A coalition of Garfield County residents wants to create an open space program funded by a new countywide sales tax.
The group, the Garfield Legacy Project, is aiming to place the new tax on the November ballot.
Formed in 2009 with funding from a state conservation grant, they have been gauging support for the idea and attempting to spread the word about potential benefits of an open space program.
“Our hope is to get the program put together, get it voted on, and get it passed in November,” said Mary Noone, co-chair of the Legacy Project.
They are eying an additional quarter-penny sales tax, which they estimate would produce $2.5 million in annual revenue. A sales tax may be more popular with voters than a property tax, Noone said, citing statistics that show non-Garfield County residents pay a majority of the county sales tax when they visit or are passing through.

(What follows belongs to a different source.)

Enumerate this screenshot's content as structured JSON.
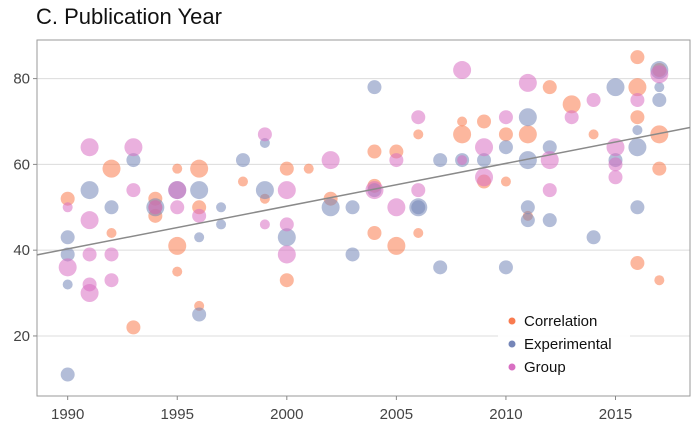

The county commissioners would have to clear the question to go on the ballot. The Legacy Project is now polling residents on their support of the idea. They’re hoping poll results will be strong enough to sway the commissioners to put a tax question to voters.
Commissioners have expressed interest in seeing polling data on the sales tax. Noone said they plan to present results from the poll to the board this summer.
Commissioner Tom Jankovsky said he would support putting the item on the ballot if the polls showed support above “60 to 65 percent.” But the commissioner was unsure whether he would vote for any new taxes this fall.
“It’s a real tough time to get any kind of tax approved,” he said. “I don’t know if I’m a supporter or not, but I would be open to putting it on the ballot.”
Jankovsky also noted that Garfield County voters have twice rejected an open space tax. The last time it was on the ballot was 2001, with an initiative that would have created a special taxing district.
“This is a very conservative county,” he said.
Legacy Project leaders conducted a previous poll in 2010, which showed lukewarm support for the idea. They backed off of the ballot campaign then, and decided to focus on raising public awareness of conservation issues in the 3,000-square-mile county.
Noone said they wanted to wait until the local economy improved, along with sentiment for new taxes.
“We’ve turned a big corner, I feel,” Noone said of local consumer confidence.
They’ve been focusing their open space outreach on issues of water quality, ranching, wildlife, habitat protection and increasing outdoor recreation opportunities.
Recent outreach efforts have included meetings with recreation groups, including ATV riders.
It’s a less tax-friendly constituency than the upper Roaring Fork Valley, where Pitkin County voters have overwhelmingly supported an open space property tax since 1990. It has given the county a veritable war chest of conservation funds to often buy properties outright. The property tax is expected to generate about $10.4 million this year.
“Garfield County is very different from Pitkin County,” Noone said. “A property tax would not work down here.”
The Legacy Project leaders want to establish an open space board, to be appointed by the county commissioners and made up of Garfield County residents, to oversee the funds. The voluntary program would invite interested landowners to present potential conservation easements on their properties to the open space board.
Legacy Project leaders are modeling the idea after Routt County’s taxpayer-funded Purchase of Development Rights program, which is overseen by a citizen advisory board and has focused on protecting land through conservation easements. Since its founding in 1997, the program is estimated to have conserved more than 11,000 acres.
As the group is pitching it, the program would give owners of open land or working ranchers an option beyond selling to developers. Noone characterized it as a “completely voluntary open land program.”
“We want to give property owners more options on what to do with their land,” Noone said. “We hope they would want to put it in a conservation easement.”
The group plans to soon release maps that display land they hope to preserve which is under threat of development.
As examples, she said the tax-funded program might be able to provide easements to open up properties like the Sutey Ranch outside Carbondale. It could also protect ranchland from development, like the former ranch that is now the site of a Target store and parking lot in Glenwood.
Noone is a painter whose work has focused on local vistas for the last 30 years. She said that many of her paintings capture areas that have either been closed to public access — like Sutey — or built on, like Aspen Glen.
“I’m desperate not to lose more of these places and that’s how I got into this,” she explained.
The initiative has won the support of the Sonoran Institute and the Aspen Valley Land Trust (AVLT).
“We’re about to get to the point where we have maps that can identify priority areas,” said AVLT executive director Martha Cochran.
Twenty out of Colorado’s 64 counties have open space conservation programs, including Pitkin and Eagle counties.
In the fall, the Legacy Project hosted workshops that included presentations from Larimer, Eagle, Jefferson and Routt counties on their programs. They held open house-style meetings in Carbondale, Glenwood Springs, Parachute and Rifle.